How Do We Get There?
Several promising nonantibiotic therapeutics are nearing clinical readiness for infection management. One intriguing and promising area is Clustered Regularly Interspaced Short Palindromic Repeats (CRISPR), which are the hallmark of a bacterial defense system that forms the basis for CRISPR-Cas9 genome editing technology. CRISPR has been proposed as a treatment for human diseases with a genetic cause. Its ability to modify specific DNA sequences makes CRISPR a tool with the potential to fix disease-causing mutations and infections by drug-resistant bacteria.
Alpha defensin is a molecule currently used as a marker for periprosthetic joint infections. White blood cells produce alpha defensin. If alpha defensin is detected in a joint aspiration, then the implication is that an infection must be present because white blood cells are detected indirectly via alpha defensin levels. Some patients with infections may lack the ability to synthesize infection fighting molecules such as alpha defensin.

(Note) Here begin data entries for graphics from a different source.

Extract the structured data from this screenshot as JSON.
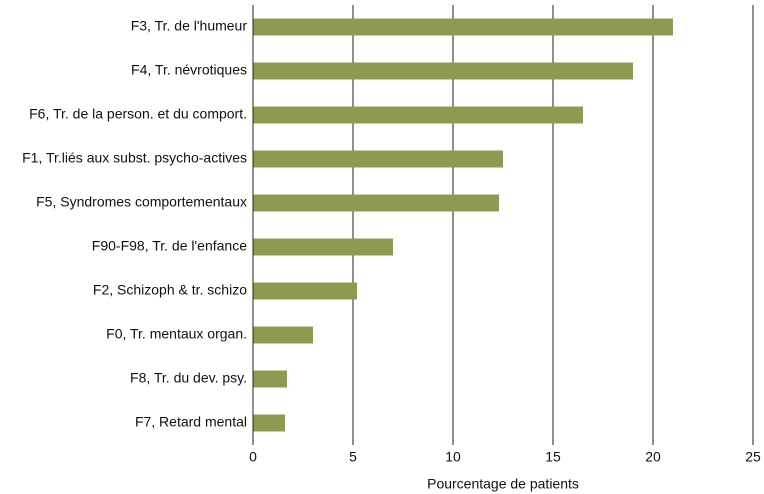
{
  "chart_data": {
    "type": "barh",
    "categories": [
      "F3, Tr. de l'humeur",
      "F4, Tr. névrotiques",
      "F6, Tr. de la person. et du comport.",
      "F1, Tr.liés aux subst. psycho-actives",
      "F5, Syndromes comportementaux",
      "F90-F98, Tr. de l'enfance",
      "F2, Schizoph & tr. schizo",
      "F0, Tr. mentaux organ.",
      "F8, Tr. du dev. psy.",
      "F7, Retard mental"
    ],
    "values": [
      21.0,
      19.0,
      16.5,
      12.5,
      12.3,
      7.0,
      5.2,
      3.0,
      1.7,
      1.6
    ],
    "color": "#8d9b50",
    "x_label": "Pourcentage de patients",
    "xlim": [
      0,
      25
    ],
    "xticks": [
      0,
      5,
      10,
      15,
      20,
      25
    ],
    "grid": true
  }
}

Hypothetically, CRISPR could be used to correct a genetic defect in alpha defensin production and improve one’s infection fighting capability. Furthermore, patients could be screened for infecting fighting protein deficiencies and treated accordingly preoperatively.

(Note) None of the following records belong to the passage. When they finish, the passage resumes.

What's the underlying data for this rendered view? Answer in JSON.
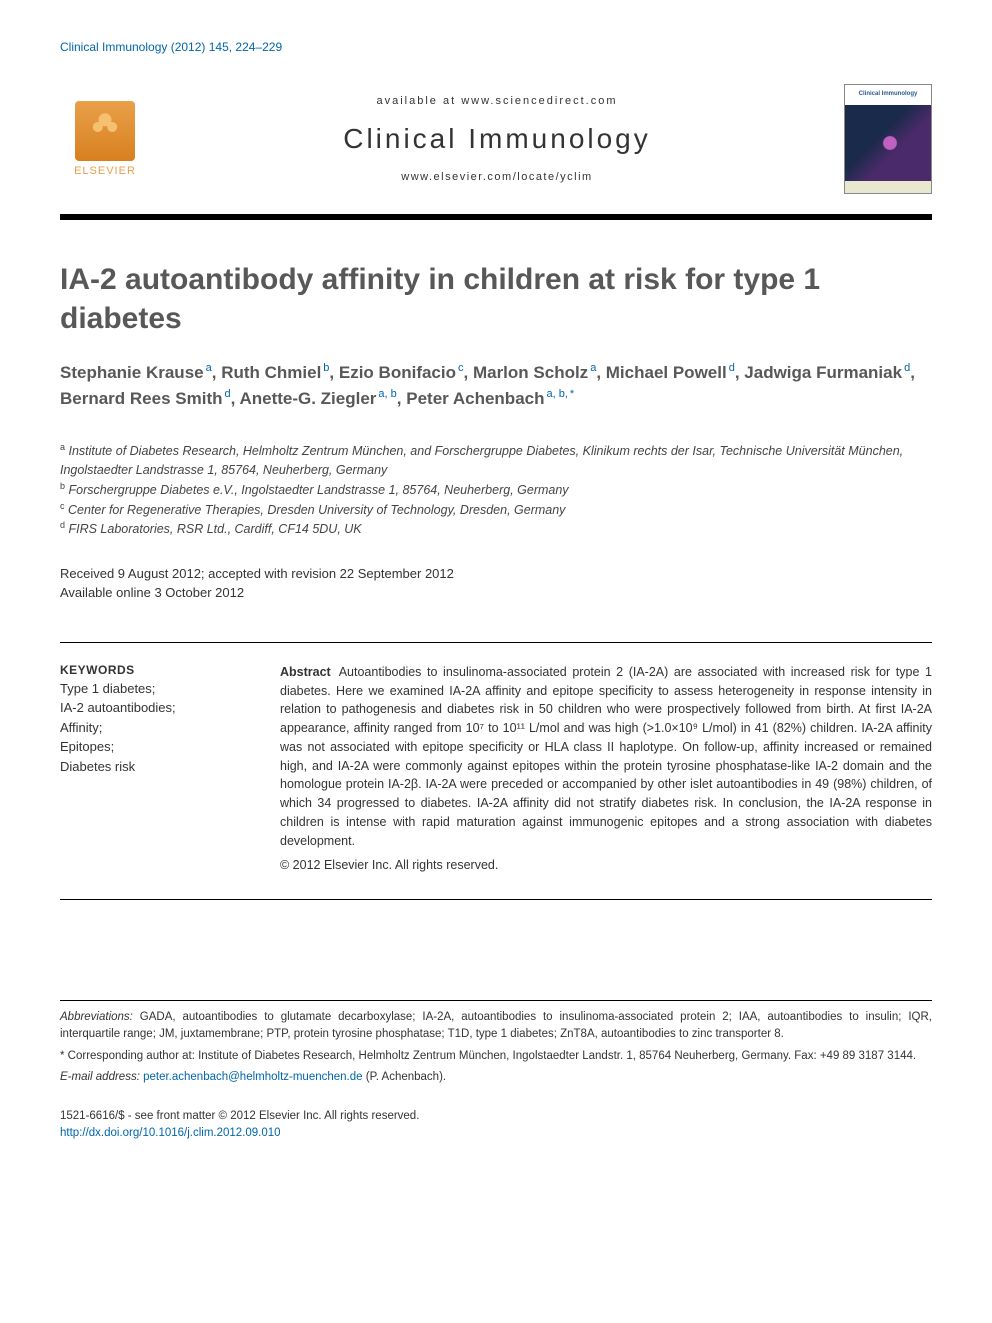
{
  "citation": "Clinical Immunology (2012) 145, 224–229",
  "header": {
    "available_at": "available at www.sciencedirect.com",
    "journal_name": "Clinical Immunology",
    "journal_url": "www.elsevier.com/locate/yclim",
    "elsevier_label": "ELSEVIER",
    "cover_title": "Clinical Immunology"
  },
  "title": "IA-2 autoantibody affinity in children at risk for type 1 diabetes",
  "authors": [
    {
      "name": "Stephanie Krause",
      "sup": "a"
    },
    {
      "name": "Ruth Chmiel",
      "sup": "b"
    },
    {
      "name": "Ezio Bonifacio",
      "sup": "c"
    },
    {
      "name": "Marlon Scholz",
      "sup": "a"
    },
    {
      "name": "Michael Powell",
      "sup": "d"
    },
    {
      "name": "Jadwiga Furmaniak",
      "sup": "d"
    },
    {
      "name": "Bernard Rees Smith",
      "sup": "d"
    },
    {
      "name": "Anette-G. Ziegler",
      "sup": "a, b"
    },
    {
      "name": "Peter Achenbach",
      "sup": "a, b,",
      "corr": true
    }
  ],
  "affiliations": [
    {
      "key": "a",
      "text": "Institute of Diabetes Research, Helmholtz Zentrum München, and Forschergruppe Diabetes, Klinikum rechts der Isar, Technische Universität München, Ingolstaedter Landstrasse 1, 85764, Neuherberg, Germany"
    },
    {
      "key": "b",
      "text": "Forschergruppe Diabetes e.V., Ingolstaedter Landstrasse 1, 85764, Neuherberg, Germany"
    },
    {
      "key": "c",
      "text": "Center for Regenerative Therapies, Dresden University of Technology, Dresden, Germany"
    },
    {
      "key": "d",
      "text": "FIRS Laboratories, RSR Ltd., Cardiff, CF14 5DU, UK"
    }
  ],
  "dates": {
    "received": "Received 9 August 2012; accepted with revision 22 September 2012",
    "online": "Available online 3 October 2012"
  },
  "keywords": {
    "heading": "KEYWORDS",
    "items": "Type 1 diabetes;\nIA-2 autoantibodies;\nAffinity;\nEpitopes;\nDiabetes risk"
  },
  "abstract": {
    "label": "Abstract",
    "text": "Autoantibodies to insulinoma-associated protein 2 (IA-2A) are associated with increased risk for type 1 diabetes. Here we examined IA-2A affinity and epitope specificity to assess heterogeneity in response intensity in relation to pathogenesis and diabetes risk in 50 children who were prospectively followed from birth. At first IA-2A appearance, affinity ranged from 10⁷ to 10¹¹ L/mol and was high (>1.0×10⁹ L/mol) in 41 (82%) children. IA-2A affinity was not associated with epitope specificity or HLA class II haplotype. On follow-up, affinity increased or remained high, and IA-2A were commonly against epitopes within the protein tyrosine phosphatase-like IA-2 domain and the homologue protein IA-2β. IA-2A were preceded or accompanied by other islet autoantibodies in 49 (98%) children, of which 34 progressed to diabetes. IA-2A affinity did not stratify diabetes risk. In conclusion, the IA-2A response in children is intense with rapid maturation against immunogenic epitopes and a strong association with diabetes development.",
    "copyright": "© 2012 Elsevier Inc. All rights reserved."
  },
  "footnotes": {
    "abbrev_label": "Abbreviations:",
    "abbrev_text": " GADA, autoantibodies to glutamate decarboxylase; IA-2A, autoantibodies to insulinoma-associated protein 2; IAA, autoantibodies to insulin; IQR, interquartile range; JM, juxtamembrane; PTP, protein tyrosine phosphatase; T1D, type 1 diabetes; ZnT8A, autoantibodies to zinc transporter 8.",
    "corr_text": "* Corresponding author at: Institute of Diabetes Research, Helmholtz Zentrum München, Ingolstaedter Landstr. 1, 85764 Neuherberg, Germany. Fax: +49 89 3187 3144.",
    "email_label": "E-mail address:",
    "email": "peter.achenbach@helmholtz-muenchen.de",
    "email_name": " (P. Achenbach)."
  },
  "bottom": {
    "front_matter": "1521-6616/$ - see front matter © 2012 Elsevier Inc. All rights reserved.",
    "doi": "http://dx.doi.org/10.1016/j.clim.2012.09.010"
  },
  "colors": {
    "link": "#0066aa",
    "title_grey": "#585858",
    "elsevier_orange": "#e8a04a",
    "text": "#333333"
  },
  "typography": {
    "title_fontsize": 30,
    "authors_fontsize": 17,
    "body_fontsize": 12.5,
    "footnote_fontsize": 11.5
  }
}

One final treatment frontier currently only available for diagnostic purposes are exosomes. Exosomes are microvesicles shed from the membranes of cells. They contain snippets of ribonucleic acid, (RNA), which regulates protein synthesis in target cells. Exosomes function in a paracrine like fashion. Since exosomes bud from cell membranes, their surface markers are identical to their cellular origin. This specificity has enabled early detection of cancers, cardiac, and neuro diseases because cells in these disease states shed numerous exosomes enhancing early detection. Due to their protein synthesis, regulatory properties, and cellular specificity, exosomes may treat certain diseases. For example, in infection scenarios, a patient could receive exosomes that would target their white blood cells. The exosomes would bind to white blood cells, and then the exomeRNA would enter the white blood cell, triggering increased production of phagocytosis proteins or even alpha defensin proteins. This process of altering protein synthesis is under investigation for other disease treatments, including myocardial infarctions and cerebrovascular events. Application in infection prevention and treatment would require establishing baseline quantitative and qualitative exosome expressions in patients with infections. This information would provide insight into the regulatory pathways for all of the human defense factors involved in infection. We would have to identify which exosomes assist our bodies in fighting an infection
Finally, we should devise a way to either actively or passively increase serum levels of select exosomes. Many of the currently known exosomes are numbered such as R-124 This exosome is associated with neural recovery after strokes. Researchers are currently looking at ways to increase R-124 exosome levels in animal stroke models to enhance recovery. Something similar would be done for infections.